1.) Increasing {*filter*} flow (Drawback is that it doesn't explain difference
    between north and south pole effects)
2.) Shunting semiconducting current in mylin nerve sheaths, which could
    a.) suppress pain signals to the brain
    b.) stimulate a "current of injury" which promotes healing
3.) An Indian Journal (in Medline) has another theory, based on (quantum?)
    physics. My library hasn't received the issue yet.
4.) Imposing a magnetic field at an un-natural angle imparts a torque on atoms
    which causes atomic lattices to vibrate and ostensibly promote chemical
    reactions (Drawback is that it doesn't explain difference between north
    and south pole effects)

Quote:
> and how successful is it for treatment?  

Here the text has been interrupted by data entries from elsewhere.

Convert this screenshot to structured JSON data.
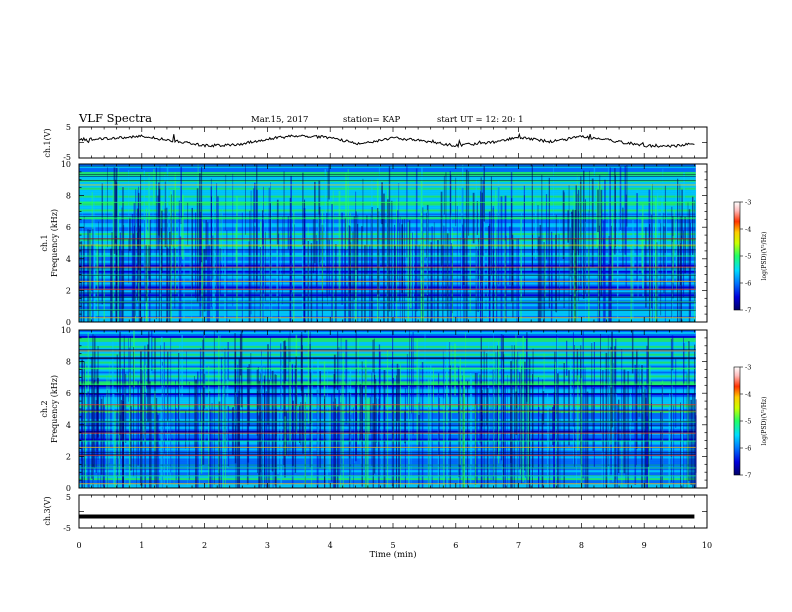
{
  "header": {
    "title": "VLF Spectra",
    "date": "Mar.15, 2017",
    "station": "station= KAP",
    "start_time": "start  UT  =   12: 20: 1"
  },
  "chart_data": [
    {
      "type": "line",
      "name": "ch1-waveform-panel",
      "ylabel": "ch.1(V)",
      "ylim": [
        -5,
        5
      ],
      "y_ticks": [
        "5",
        "-5"
      ],
      "xlim": [
        0,
        10
      ],
      "x": [
        0,
        0.5,
        1,
        1.5,
        2,
        2.5,
        3,
        3.5,
        4,
        4.5,
        5,
        5.5,
        6,
        6.5,
        7,
        7.5,
        8,
        8.5,
        9,
        9.5,
        9.8
      ],
      "values": [
        1.0,
        1.3,
        2.0,
        0.6,
        -1.0,
        -0.8,
        1.2,
        2.2,
        1.6,
        -0.6,
        1.6,
        0.4,
        -1.0,
        -0.2,
        1.6,
        0.3,
        1.8,
        0.6,
        -1.0,
        -1.1,
        -0.2
      ]
    },
    {
      "type": "heatmap",
      "name": "ch1-spectrogram",
      "ylabel": "ch.1\nFrequency (kHz)",
      "ylim": [
        0,
        10
      ],
      "y_ticks": [
        "0",
        "2",
        "4",
        "6",
        "8",
        "10"
      ],
      "xlim": [
        0,
        10
      ],
      "colorbar": {
        "label": "log(PSD)(V²/Hz)",
        "range": [
          -7,
          -3
        ],
        "ticks": [
          "-3",
          "-4",
          "-5",
          "-6",
          "-7"
        ]
      }
    },
    {
      "type": "heatmap",
      "name": "ch2-spectrogram",
      "ylabel": "ch.2\nFrequency (kHz)",
      "ylim": [
        0,
        10
      ],
      "y_ticks": [
        "0",
        "2",
        "4",
        "6",
        "8",
        "10"
      ],
      "xlim": [
        0,
        10
      ],
      "colorbar": {
        "label": "log(PSD)(V²/Hz)",
        "range": [
          -7,
          -3
        ],
        "ticks": [
          "-3",
          "-4",
          "-5",
          "-6",
          "-7"
        ]
      }
    },
    {
      "type": "line",
      "name": "ch3-waveform-panel",
      "ylabel": "ch.3(V)",
      "ylim": [
        -5,
        5
      ],
      "y_ticks": [
        "5",
        "-5"
      ],
      "xlim": [
        0,
        10
      ],
      "x": [
        0,
        9.8
      ],
      "values": [
        -1.5,
        -1.5
      ]
    }
  ],
  "x_axis": {
    "label": "Time  (min)",
    "ticks": [
      "0",
      "1",
      "2",
      "3",
      "4",
      "5",
      "6",
      "7",
      "8",
      "9",
      "10"
    ]
  },
  "colors": {
    "colorbar_stops": [
      "#000066",
      "#0000dd",
      "#0077ff",
      "#00ddff",
      "#22ff66",
      "#ccff00",
      "#ffcc00",
      "#ff3300",
      "#ffbbbb",
      "#ffffff"
    ],
    "trace": "#000000"
  }
}
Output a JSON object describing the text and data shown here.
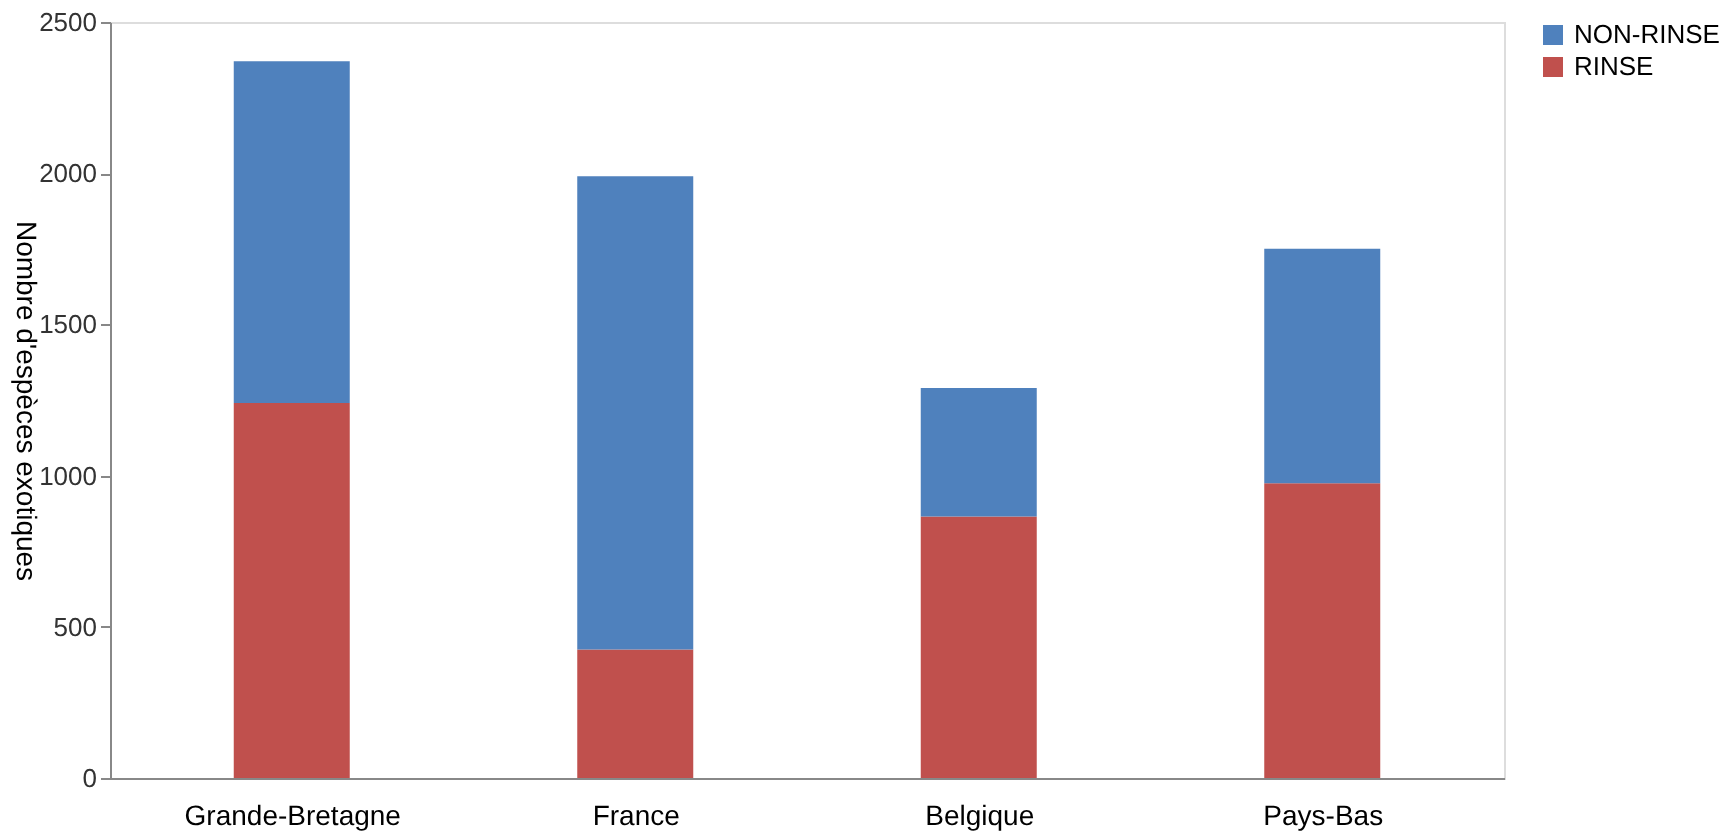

The studies I'm aware of quote from 70-90+%.

Quote:
> My father uses a magnetic neckless for his pains in his neck and claims to
> me that it works wonders.  

I think Nakagawa conducted controlled experiments on magnetic necklaces in
Japan decades ago and reported 80-90% success rates.

Quote:
> If this product is all its cracked up to be why is it not as popular here
> as in Japan?

The FDA has approved some magnetic devices: MRI, a bandage with an imbeded
magnet, and (perhaps) a magnetic device for healing broken bones. Send me
email if you'd like the (800) numbers for distributors of magnetic devices
used for healing.

IMHO, health innovations are accepted realllllly sloooooowly.